You lost me there with the division, but anything above 1.0 has to be derived from a floating-point value.    1.0 = 100% = 0dB = the maximum integer count for the given bit depth.

That 35863 number is "artificial" because you can't count that high with a 16-bit signed integer.    And at 24-bits 35000 is somewhere in the ballpark of -50dB, so it's not on a 24-bit scale.     ...It can be a 32-bit (or more) integer, but once it's converted to 16-bits it gets clipped.         
  • Last Edit: 27 November, 2017, 06:24:33 PM by DVDdoug

  • saratoga
  • [*][*][*][*][*]
Re: vorbisgain/wavgain peak question
Reply #5
Okay so if I decode to 32-bit is there a way to determine from wavegain what the peak would be in 16-bit integer? Would decoding to 32-bit float (or 24-bit integer) but still dividing by 2^15 give me the 1.094500 value?
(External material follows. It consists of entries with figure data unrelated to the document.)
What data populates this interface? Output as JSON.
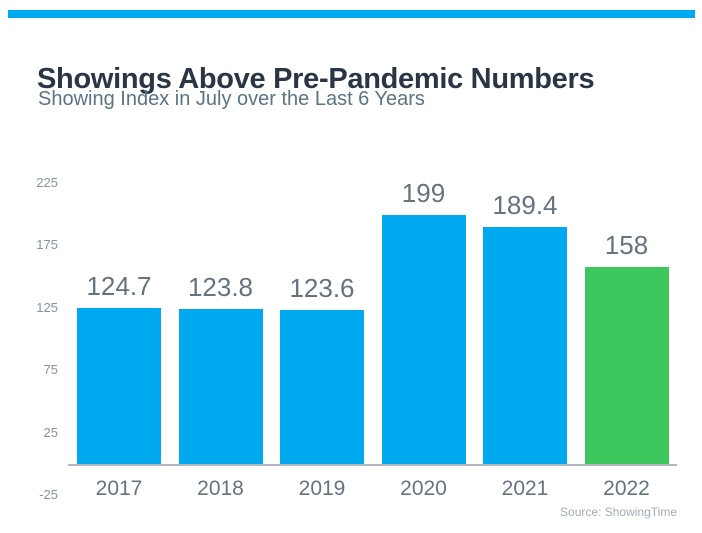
{
  "header": {
    "title": "Showings Above Pre-Pandemic Numbers",
    "subtitle": "Showing Index in July over the Last 6 Years"
  },
  "footer": {
    "source": "Source: ShowingTime"
  },
  "colors": {
    "accent_bar": "#00A8EF",
    "bar_blue": "#00A8EF",
    "bar_green": "#3EC75C",
    "title_text": "#2A3644",
    "subtitle_text": "#5B7482",
    "label_text": "#66737F",
    "tick_text": "#8593A4",
    "axis_line": "#B2B8BD",
    "source_text": "#A0ACB8"
  },
  "chart_data": {
    "type": "bar",
    "title": "Showings Above Pre-Pandemic Numbers",
    "subtitle": "Showing Index in July over the Last 6 Years",
    "categories": [
      "2017",
      "2018",
      "2019",
      "2020",
      "2021",
      "2022"
    ],
    "values": [
      124.7,
      123.8,
      123.6,
      199,
      189.4,
      158
    ],
    "value_labels": [
      "124.7",
      "123.8",
      "123.6",
      "199",
      "189.4",
      "158"
    ],
    "bar_colors": [
      "blue",
      "blue",
      "blue",
      "blue",
      "blue",
      "green"
    ],
    "y_ticks": [
      225,
      175,
      125,
      75,
      25,
      -25
    ],
    "ylim": [
      -25,
      240
    ],
    "grid": false,
    "legend": false,
    "source": "Source: ShowingTime"
  }
}
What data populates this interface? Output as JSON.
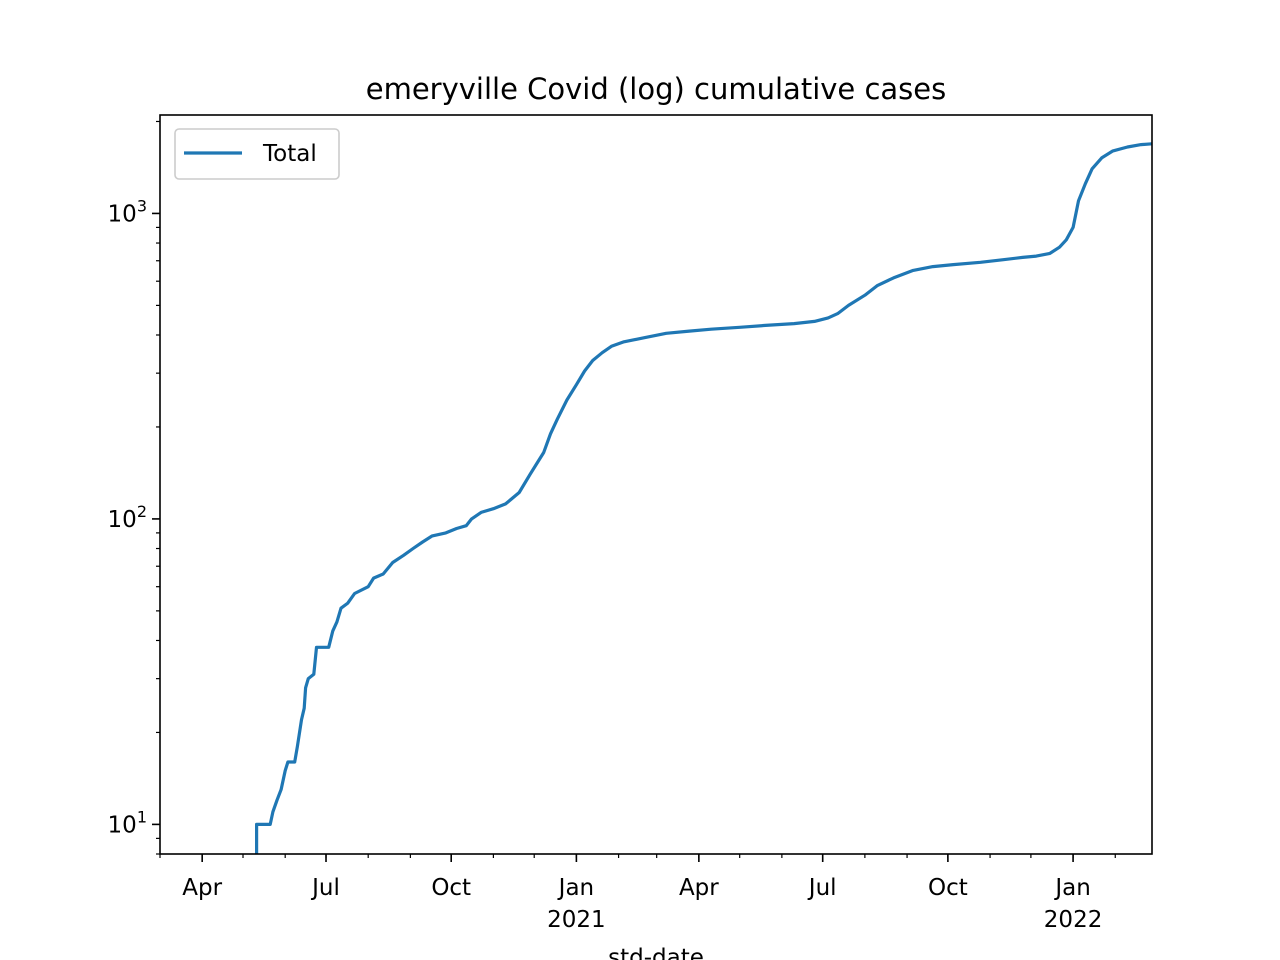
{
  "chart_data": {
    "type": "line",
    "title": "emeryville Covid (log) cumulative cases",
    "xlabel": "std-date",
    "ylabel": "",
    "yscale": "log",
    "ylim": [
      8,
      2100
    ],
    "xlim": [
      "2020-03-01",
      "2022-02-28"
    ],
    "grid": false,
    "legend": {
      "placement": "top-left",
      "entries": [
        "Total"
      ]
    },
    "colors": {
      "line": "#1f77b4",
      "axes": "#000000",
      "background": "#ffffff"
    },
    "x_ticks": [
      {
        "date": "2020-04-01",
        "label": "Apr",
        "sublabel": ""
      },
      {
        "date": "2020-07-01",
        "label": "Jul",
        "sublabel": ""
      },
      {
        "date": "2020-10-01",
        "label": "Oct",
        "sublabel": ""
      },
      {
        "date": "2021-01-01",
        "label": "Jan",
        "sublabel": "2021"
      },
      {
        "date": "2021-04-01",
        "label": "Apr",
        "sublabel": ""
      },
      {
        "date": "2021-07-01",
        "label": "Jul",
        "sublabel": ""
      },
      {
        "date": "2021-10-01",
        "label": "Oct",
        "sublabel": ""
      },
      {
        "date": "2022-01-01",
        "label": "Jan",
        "sublabel": "2022"
      }
    ],
    "y_ticks": [
      {
        "value": 10,
        "base": "10",
        "exponent": "1"
      },
      {
        "value": 100,
        "base": "10",
        "exponent": "2"
      },
      {
        "value": 1000,
        "base": "10",
        "exponent": "3"
      }
    ],
    "series": [
      {
        "name": "Total",
        "color": "#1f77b4",
        "points": [
          [
            "2020-05-11",
            6
          ],
          [
            "2020-05-11",
            10
          ],
          [
            "2020-05-21",
            10
          ],
          [
            "2020-05-23",
            11
          ],
          [
            "2020-05-26",
            12
          ],
          [
            "2020-05-29",
            13
          ],
          [
            "2020-06-01",
            15
          ],
          [
            "2020-06-03",
            16
          ],
          [
            "2020-06-08",
            16
          ],
          [
            "2020-06-10",
            18
          ],
          [
            "2020-06-13",
            22
          ],
          [
            "2020-06-15",
            24
          ],
          [
            "2020-06-16",
            28
          ],
          [
            "2020-06-18",
            30
          ],
          [
            "2020-06-22",
            31
          ],
          [
            "2020-06-24",
            38
          ],
          [
            "2020-07-03",
            38
          ],
          [
            "2020-07-06",
            43
          ],
          [
            "2020-07-09",
            46
          ],
          [
            "2020-07-12",
            51
          ],
          [
            "2020-07-17",
            53
          ],
          [
            "2020-07-22",
            57
          ],
          [
            "2020-08-01",
            60
          ],
          [
            "2020-08-05",
            64
          ],
          [
            "2020-08-12",
            66
          ],
          [
            "2020-08-19",
            72
          ],
          [
            "2020-08-27",
            76
          ],
          [
            "2020-09-03",
            80
          ],
          [
            "2020-09-10",
            84
          ],
          [
            "2020-09-17",
            88
          ],
          [
            "2020-09-27",
            90
          ],
          [
            "2020-10-05",
            93
          ],
          [
            "2020-10-12",
            95
          ],
          [
            "2020-10-16",
            100
          ],
          [
            "2020-10-23",
            105
          ],
          [
            "2020-11-01",
            108
          ],
          [
            "2020-11-10",
            112
          ],
          [
            "2020-11-20",
            122
          ],
          [
            "2020-11-28",
            140
          ],
          [
            "2020-12-03",
            152
          ],
          [
            "2020-12-08",
            165
          ],
          [
            "2020-12-13",
            190
          ],
          [
            "2020-12-18",
            212
          ],
          [
            "2020-12-25",
            245
          ],
          [
            "2021-01-01",
            275
          ],
          [
            "2021-01-07",
            305
          ],
          [
            "2021-01-13",
            330
          ],
          [
            "2021-01-20",
            350
          ],
          [
            "2021-01-27",
            368
          ],
          [
            "2021-02-05",
            380
          ],
          [
            "2021-02-20",
            392
          ],
          [
            "2021-03-08",
            405
          ],
          [
            "2021-03-25",
            412
          ],
          [
            "2021-04-10",
            418
          ],
          [
            "2021-05-01",
            424
          ],
          [
            "2021-05-20",
            430
          ],
          [
            "2021-06-10",
            436
          ],
          [
            "2021-06-25",
            443
          ],
          [
            "2021-07-05",
            455
          ],
          [
            "2021-07-12",
            470
          ],
          [
            "2021-07-20",
            500
          ],
          [
            "2021-08-01",
            540
          ],
          [
            "2021-08-10",
            580
          ],
          [
            "2021-08-22",
            615
          ],
          [
            "2021-09-05",
            650
          ],
          [
            "2021-09-20",
            670
          ],
          [
            "2021-10-05",
            680
          ],
          [
            "2021-10-25",
            692
          ],
          [
            "2021-11-10",
            705
          ],
          [
            "2021-11-25",
            718
          ],
          [
            "2021-12-05",
            725
          ],
          [
            "2021-12-15",
            740
          ],
          [
            "2021-12-22",
            775
          ],
          [
            "2021-12-27",
            820
          ],
          [
            "2022-01-01",
            900
          ],
          [
            "2022-01-05",
            1100
          ],
          [
            "2022-01-10",
            1250
          ],
          [
            "2022-01-15",
            1400
          ],
          [
            "2022-01-22",
            1520
          ],
          [
            "2022-01-30",
            1600
          ],
          [
            "2022-02-10",
            1650
          ],
          [
            "2022-02-20",
            1680
          ],
          [
            "2022-02-28",
            1690
          ]
        ]
      }
    ]
  }
}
I suppose I can try.

If you decode to 32 bit float (-1 to +1 scale), you should get a floating point peak value (1.094500).  You got an integer peak value before because you were using integers; it is just giving you the actual largest value in the file, whatever format that happens to be.

Re: vorbisgain/wavgain peak question
Reply #6
I couldn't figure out how to decode vorbis to float but when decoding opus there's a --float switch that converts to 32-bit wave and running wavegain on the result gives an integer peak - and one higher than 2^15.
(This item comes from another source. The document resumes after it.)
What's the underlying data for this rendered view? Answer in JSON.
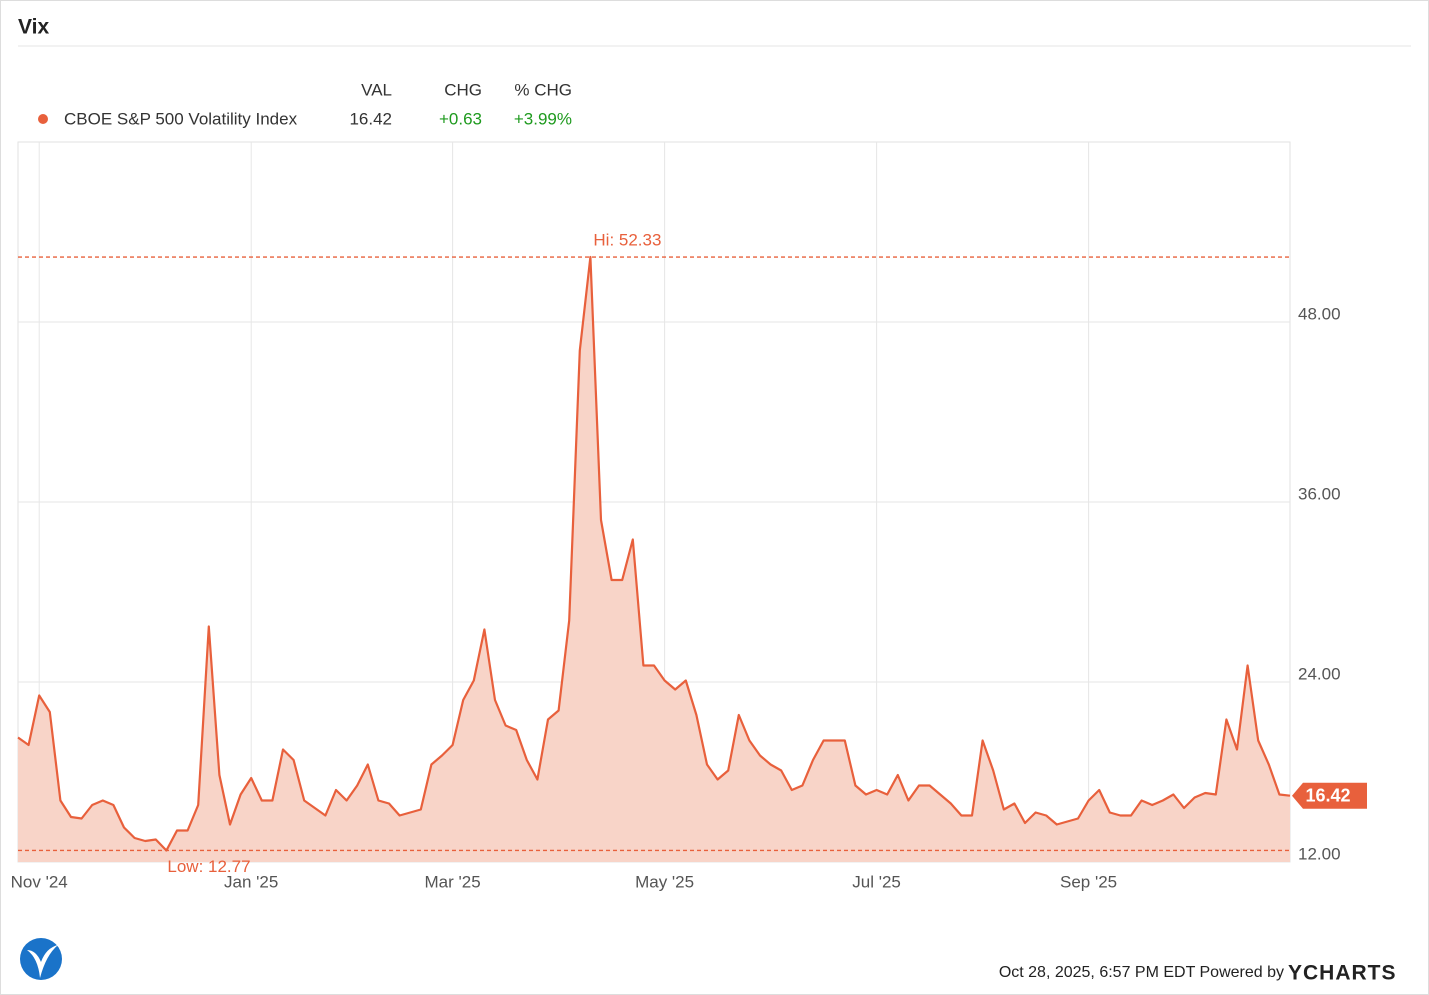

I suspect that dividing the peak from 32-bit wave as reported by wavegain by 2^15 will give me what I'm after but I'm not positive.

-=-

What I'm trying to do is figure out a way to generate accurate replaygain tags to use in Matroska.

I'm hoping that if I decode the lossy to wave and use wavegain I can get tags that are good. Looks like decoding to 32-bit might be necessary for an accurate peak tag, but seems ffmpeg doesn't like doing it, I've only gotten ffmpeg to like making 16 bit wav.

vorbis I don't really care about, I just wanted to see if I could generate similar numbers with wavegain on a decoded vorbis that vorbisgain produced.

opus and acc are the only lossy I really care about. Decoding aac to 32-bit wave without ffmpeg on a linux server may require a fancy gstreamer pipeline with a fluendo plugin.

I don't know why I care about this as much as I do.

Re: vorbisgain/wavgain peak question
Reply #7
Interesting results using faad to decode and then looking with wavegain -

Code: [Select]
    Gain   |  Peak  | Scale | New Peak |Left DC|Right DC| Track
           |        |       |          |Offset | Offset |
 --------------------------------------------------------------
  -4.63 dB |  32766 |  0.59 |    19228 |    0  |     0  | 16aac.wav
  -6.78 dB |  32767 |  0.46 |    15012 |   25  |    58  | 24aac.wav
  -5.97 dB |  32767 |  0.50 |    16479 |  -40  |   -36  | 32aac.wav
  -4.63 dB |  34124 |  0.59 |    20024 |    0  |     0  | 32faac.wav

16 bit, 24 bit, 32 bit, 32 float

The first three seem bound by 2^15 but the float one is not.

24-bit integer and 32-bit integer have DC offset but 16-bit integer and 32-bit float do not (same source .m4a)

Playing in VLC the 24-bit and 32-bit integer faad outputs are clearly severely damaged.

Seems faad decoding is dangerous.

  • Case
  • [*][*][*][*][*]
  • Developer (Donating)
Re: vorbisgain/wavgain peak question
Reply #8
You can decode to float with ffmpeg by using ffmpeg -i <sourcefile> -acodec pcm_f32le <outputfile>.

But if your intention is to just ReplayGain scan and tag Matroska, why don't you do it with foobar2000? It will write accurate peaks and even allows you to write true peak values, if you wish.